Update 8 April: The two women have now been named by the British press as Consultant obstetrician Uma Ramalingam, 42, and Barathi Ravikumar, a 39-year-old GP. The press in the UK is naturally focusing on the family, and on the heroism shown by a holidaymaker in the 5* Roca Nivaria hotel: a father himself, he is said to have heard the commotion from the rocks below and raced down and jumped in the water to save the two children. Social networks have been asking where were the lifeguards – how could this tragedy happen when the council is obliged to provide lifeguards – as we all know from neighbouring Arona’s failure to staff their beaches adequately.

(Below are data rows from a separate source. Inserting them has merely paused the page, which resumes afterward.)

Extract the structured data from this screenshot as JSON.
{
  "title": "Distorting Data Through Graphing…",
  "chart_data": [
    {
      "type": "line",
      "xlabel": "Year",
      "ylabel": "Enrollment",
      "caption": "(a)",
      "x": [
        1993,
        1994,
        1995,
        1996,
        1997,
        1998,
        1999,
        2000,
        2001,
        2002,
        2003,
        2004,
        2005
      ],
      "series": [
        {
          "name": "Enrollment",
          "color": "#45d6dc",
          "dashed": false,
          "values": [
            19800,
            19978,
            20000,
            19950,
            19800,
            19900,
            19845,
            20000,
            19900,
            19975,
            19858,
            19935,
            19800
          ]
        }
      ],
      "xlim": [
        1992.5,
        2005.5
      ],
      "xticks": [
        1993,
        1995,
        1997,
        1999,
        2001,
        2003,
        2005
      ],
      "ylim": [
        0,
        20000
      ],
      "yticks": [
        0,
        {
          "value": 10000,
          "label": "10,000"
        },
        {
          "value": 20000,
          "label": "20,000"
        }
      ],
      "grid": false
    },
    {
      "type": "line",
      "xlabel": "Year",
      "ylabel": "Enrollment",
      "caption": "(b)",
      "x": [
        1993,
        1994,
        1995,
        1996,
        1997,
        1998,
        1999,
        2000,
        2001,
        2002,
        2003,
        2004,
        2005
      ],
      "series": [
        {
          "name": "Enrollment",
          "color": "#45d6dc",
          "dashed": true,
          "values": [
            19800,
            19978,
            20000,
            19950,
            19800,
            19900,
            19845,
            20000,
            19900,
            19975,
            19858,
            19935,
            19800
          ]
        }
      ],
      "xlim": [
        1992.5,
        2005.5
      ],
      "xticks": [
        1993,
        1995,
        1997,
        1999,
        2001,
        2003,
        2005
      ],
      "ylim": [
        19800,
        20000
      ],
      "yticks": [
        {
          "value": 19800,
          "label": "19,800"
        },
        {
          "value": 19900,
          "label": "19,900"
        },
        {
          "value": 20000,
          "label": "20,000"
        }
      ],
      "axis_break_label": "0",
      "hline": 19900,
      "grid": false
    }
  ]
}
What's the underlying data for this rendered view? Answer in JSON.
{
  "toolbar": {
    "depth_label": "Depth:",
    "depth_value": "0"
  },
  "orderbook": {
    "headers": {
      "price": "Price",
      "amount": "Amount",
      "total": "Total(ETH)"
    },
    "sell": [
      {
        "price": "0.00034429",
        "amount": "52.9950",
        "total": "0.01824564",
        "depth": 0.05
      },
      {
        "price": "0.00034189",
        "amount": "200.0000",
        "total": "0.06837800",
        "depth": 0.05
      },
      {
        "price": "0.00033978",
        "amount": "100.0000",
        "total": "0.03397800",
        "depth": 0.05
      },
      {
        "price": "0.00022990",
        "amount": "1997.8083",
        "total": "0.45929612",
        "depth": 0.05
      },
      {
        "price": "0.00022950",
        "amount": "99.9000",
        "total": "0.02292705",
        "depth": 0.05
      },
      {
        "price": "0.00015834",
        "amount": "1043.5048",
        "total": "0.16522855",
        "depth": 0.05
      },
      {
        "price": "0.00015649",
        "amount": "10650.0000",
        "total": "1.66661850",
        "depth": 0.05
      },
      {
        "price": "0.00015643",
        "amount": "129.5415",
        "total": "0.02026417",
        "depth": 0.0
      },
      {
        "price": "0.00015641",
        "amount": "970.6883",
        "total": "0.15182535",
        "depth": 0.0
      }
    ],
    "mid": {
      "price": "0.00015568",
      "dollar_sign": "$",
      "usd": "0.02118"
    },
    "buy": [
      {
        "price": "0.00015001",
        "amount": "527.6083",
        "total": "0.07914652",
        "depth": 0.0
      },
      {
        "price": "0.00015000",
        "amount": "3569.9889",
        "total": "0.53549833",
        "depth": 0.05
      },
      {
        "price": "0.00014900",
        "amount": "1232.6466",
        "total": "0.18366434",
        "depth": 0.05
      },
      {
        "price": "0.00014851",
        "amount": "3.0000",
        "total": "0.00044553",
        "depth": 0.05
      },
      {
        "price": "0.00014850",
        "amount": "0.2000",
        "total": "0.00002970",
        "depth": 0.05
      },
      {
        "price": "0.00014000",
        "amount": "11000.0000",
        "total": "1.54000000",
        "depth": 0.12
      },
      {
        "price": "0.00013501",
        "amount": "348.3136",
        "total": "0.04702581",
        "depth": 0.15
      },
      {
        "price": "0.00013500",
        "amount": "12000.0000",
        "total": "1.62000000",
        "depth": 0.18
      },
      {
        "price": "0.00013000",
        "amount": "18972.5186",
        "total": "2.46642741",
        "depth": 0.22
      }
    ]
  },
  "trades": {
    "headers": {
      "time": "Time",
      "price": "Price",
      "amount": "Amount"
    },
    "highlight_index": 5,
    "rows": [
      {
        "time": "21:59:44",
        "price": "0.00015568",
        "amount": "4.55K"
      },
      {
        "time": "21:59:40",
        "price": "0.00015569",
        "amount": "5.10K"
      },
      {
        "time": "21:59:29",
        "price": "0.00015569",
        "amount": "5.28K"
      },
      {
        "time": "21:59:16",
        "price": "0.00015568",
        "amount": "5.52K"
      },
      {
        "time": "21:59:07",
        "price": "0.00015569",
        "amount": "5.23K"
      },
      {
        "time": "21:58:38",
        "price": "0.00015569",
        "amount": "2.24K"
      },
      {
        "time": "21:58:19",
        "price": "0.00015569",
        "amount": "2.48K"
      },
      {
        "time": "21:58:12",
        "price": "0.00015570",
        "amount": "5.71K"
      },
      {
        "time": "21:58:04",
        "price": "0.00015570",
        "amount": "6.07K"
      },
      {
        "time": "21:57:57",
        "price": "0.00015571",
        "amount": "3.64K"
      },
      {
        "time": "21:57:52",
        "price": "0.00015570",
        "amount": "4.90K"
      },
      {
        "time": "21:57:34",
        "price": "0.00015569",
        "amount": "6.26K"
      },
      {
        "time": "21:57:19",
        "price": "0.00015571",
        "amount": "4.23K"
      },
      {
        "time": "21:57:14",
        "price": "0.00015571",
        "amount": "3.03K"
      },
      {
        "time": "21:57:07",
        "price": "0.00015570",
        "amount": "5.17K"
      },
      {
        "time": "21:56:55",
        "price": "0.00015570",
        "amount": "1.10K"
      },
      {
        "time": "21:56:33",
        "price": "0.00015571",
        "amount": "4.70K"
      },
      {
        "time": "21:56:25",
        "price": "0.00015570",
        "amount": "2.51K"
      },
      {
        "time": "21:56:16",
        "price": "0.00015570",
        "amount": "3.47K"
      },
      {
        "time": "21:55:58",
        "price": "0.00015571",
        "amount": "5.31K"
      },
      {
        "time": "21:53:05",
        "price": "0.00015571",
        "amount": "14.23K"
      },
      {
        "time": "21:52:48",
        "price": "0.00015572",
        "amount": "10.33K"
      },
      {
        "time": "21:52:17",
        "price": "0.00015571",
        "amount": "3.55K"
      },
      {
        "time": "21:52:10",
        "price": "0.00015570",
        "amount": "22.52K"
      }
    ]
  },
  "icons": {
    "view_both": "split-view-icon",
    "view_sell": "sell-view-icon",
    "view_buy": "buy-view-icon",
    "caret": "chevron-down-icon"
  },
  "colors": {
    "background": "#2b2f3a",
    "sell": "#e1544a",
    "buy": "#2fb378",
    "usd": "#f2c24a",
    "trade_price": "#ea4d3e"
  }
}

This, however, is where the problem arises. The Canarian press has been somewhat muted over the incident, but today the simple facts cannot be denied and are now being reported. This family was not at an official beach, one where lifeguards are provided as a matter of course. They were at some rocks near a sea that was clearly really quite rough, and the sad but inevitable question arises as to whether there was some imprudence or carelessness on the family’s part. It is always very difficult to say this, of course, in the wake of such an event, but the Guardia Civil itself is investigating this as one of the more likely causes of the tragedy.

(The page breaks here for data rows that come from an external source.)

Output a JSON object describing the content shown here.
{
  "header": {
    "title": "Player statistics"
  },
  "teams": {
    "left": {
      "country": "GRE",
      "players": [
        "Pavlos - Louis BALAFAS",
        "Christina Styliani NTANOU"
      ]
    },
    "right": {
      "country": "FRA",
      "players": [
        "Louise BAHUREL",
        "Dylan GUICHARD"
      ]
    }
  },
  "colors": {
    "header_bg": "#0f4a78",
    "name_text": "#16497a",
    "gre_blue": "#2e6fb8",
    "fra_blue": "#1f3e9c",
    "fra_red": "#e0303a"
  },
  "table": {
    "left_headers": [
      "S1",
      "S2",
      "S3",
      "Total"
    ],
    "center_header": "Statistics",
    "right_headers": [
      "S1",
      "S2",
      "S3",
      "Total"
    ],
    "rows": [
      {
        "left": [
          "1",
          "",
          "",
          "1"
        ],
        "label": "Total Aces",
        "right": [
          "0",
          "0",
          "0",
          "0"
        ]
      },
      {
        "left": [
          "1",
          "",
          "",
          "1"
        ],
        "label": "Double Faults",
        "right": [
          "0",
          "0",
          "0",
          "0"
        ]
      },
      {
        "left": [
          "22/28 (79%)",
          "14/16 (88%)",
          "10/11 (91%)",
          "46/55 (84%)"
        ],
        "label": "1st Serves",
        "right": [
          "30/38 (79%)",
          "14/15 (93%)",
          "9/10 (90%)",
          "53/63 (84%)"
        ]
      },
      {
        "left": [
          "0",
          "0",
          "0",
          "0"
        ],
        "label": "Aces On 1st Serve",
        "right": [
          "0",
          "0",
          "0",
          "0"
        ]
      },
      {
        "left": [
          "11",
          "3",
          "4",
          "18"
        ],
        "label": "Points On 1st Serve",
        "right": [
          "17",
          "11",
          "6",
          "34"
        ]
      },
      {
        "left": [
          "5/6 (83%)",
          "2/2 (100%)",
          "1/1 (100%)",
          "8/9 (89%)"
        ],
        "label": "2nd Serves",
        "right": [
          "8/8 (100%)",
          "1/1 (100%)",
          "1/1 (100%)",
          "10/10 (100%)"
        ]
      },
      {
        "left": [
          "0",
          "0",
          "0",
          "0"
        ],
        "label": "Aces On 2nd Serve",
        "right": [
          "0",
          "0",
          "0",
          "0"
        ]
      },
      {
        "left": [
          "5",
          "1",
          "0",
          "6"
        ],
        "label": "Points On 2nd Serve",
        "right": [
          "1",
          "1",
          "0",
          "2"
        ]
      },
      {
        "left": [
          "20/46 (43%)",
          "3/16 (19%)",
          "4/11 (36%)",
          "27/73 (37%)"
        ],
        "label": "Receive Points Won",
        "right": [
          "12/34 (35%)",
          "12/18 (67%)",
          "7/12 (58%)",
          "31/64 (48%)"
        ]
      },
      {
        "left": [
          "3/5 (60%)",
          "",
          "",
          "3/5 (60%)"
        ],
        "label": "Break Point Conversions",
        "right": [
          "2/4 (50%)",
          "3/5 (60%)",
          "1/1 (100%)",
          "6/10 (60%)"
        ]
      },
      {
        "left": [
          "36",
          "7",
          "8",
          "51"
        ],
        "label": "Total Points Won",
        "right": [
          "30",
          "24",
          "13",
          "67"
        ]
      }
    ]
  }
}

Update 7 April: Details emerging this morning suggest that two of the women had gone into the sea to try to rescue their children, with help from third woman, the children having been swept off a rock into the water and finding it difficult to get back onto land. The tragedy happened near the 5* Roca Nivaria hotel, though this is not thought to be where they were staying while on holiday in Tenerife. The victims have not been identified but are said to be British-Indian.

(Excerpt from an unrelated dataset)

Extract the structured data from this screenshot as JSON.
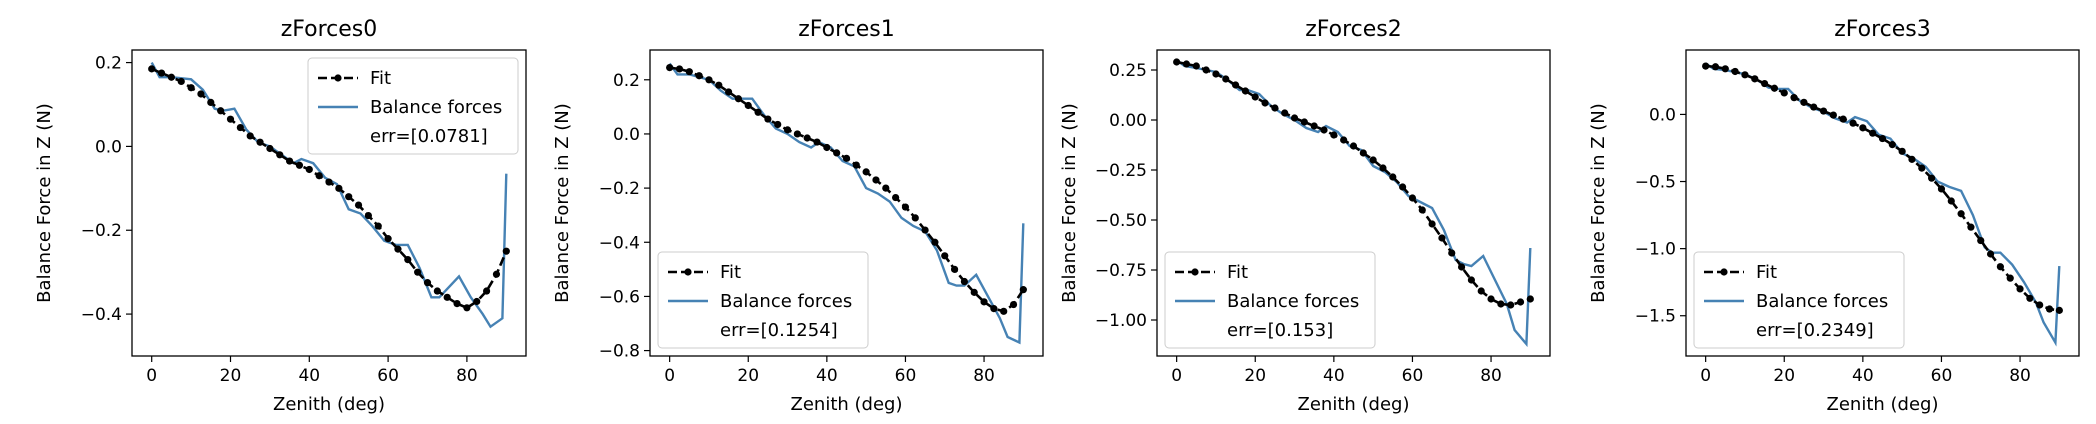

Original post 6 April: Two British women died this evening after they got into difficulty in the water at Playa Paraiso. Emergency services activated ambulances, a helicopter, police and bomberos after receiving reports at 6pm that five people were in difficulty. They arrived to find that two women and two children had already been pulled from the water by the public; a third woman was found by the helicopter and discovered to be in cardiac arrest, and paramedics tried to resuscitate her as they flew her to land. A doctor from a local health centre also attended the scene along with another doctor there by chance, but despite their efforts, they could do no more than confirm the death at the scene of the woman rescued by helicopter and one of the two rescued by the public. The two fatalities were 40 and 43 years old; the third woman was 38 years old; she, together with a 10-year-old child, was transferred to Hospiten Sur where they are said not to be seriously ill. A 14-year-old child was treated at the scene for minor injuries. No doubt there will be further details in due course.


  1. Author

    Yes, it’s in most of the British press now, including the BBC and the Daily Mail. The Telegraph today is reporting a “hero” British holidaymaker from a nearby hotel who is said to have jumped in to save the children (link). All very sad indeed.

  2. We live in Playa Paraiso near where this terrible accident happened. I wasn’t there so don’t know all the details, but I can say that when the sea is rough with winds from the west, the police bar off entrances to the rocks. This does not stop people from jumping over the barriers to watch the waves. This winter we saw two small children playing by a very rough sea on the Punta Negra rocks in Playa Paraiso while their parents were drinking beer above. It took very strong words from a restaurant owner to make these parents aware of the danger.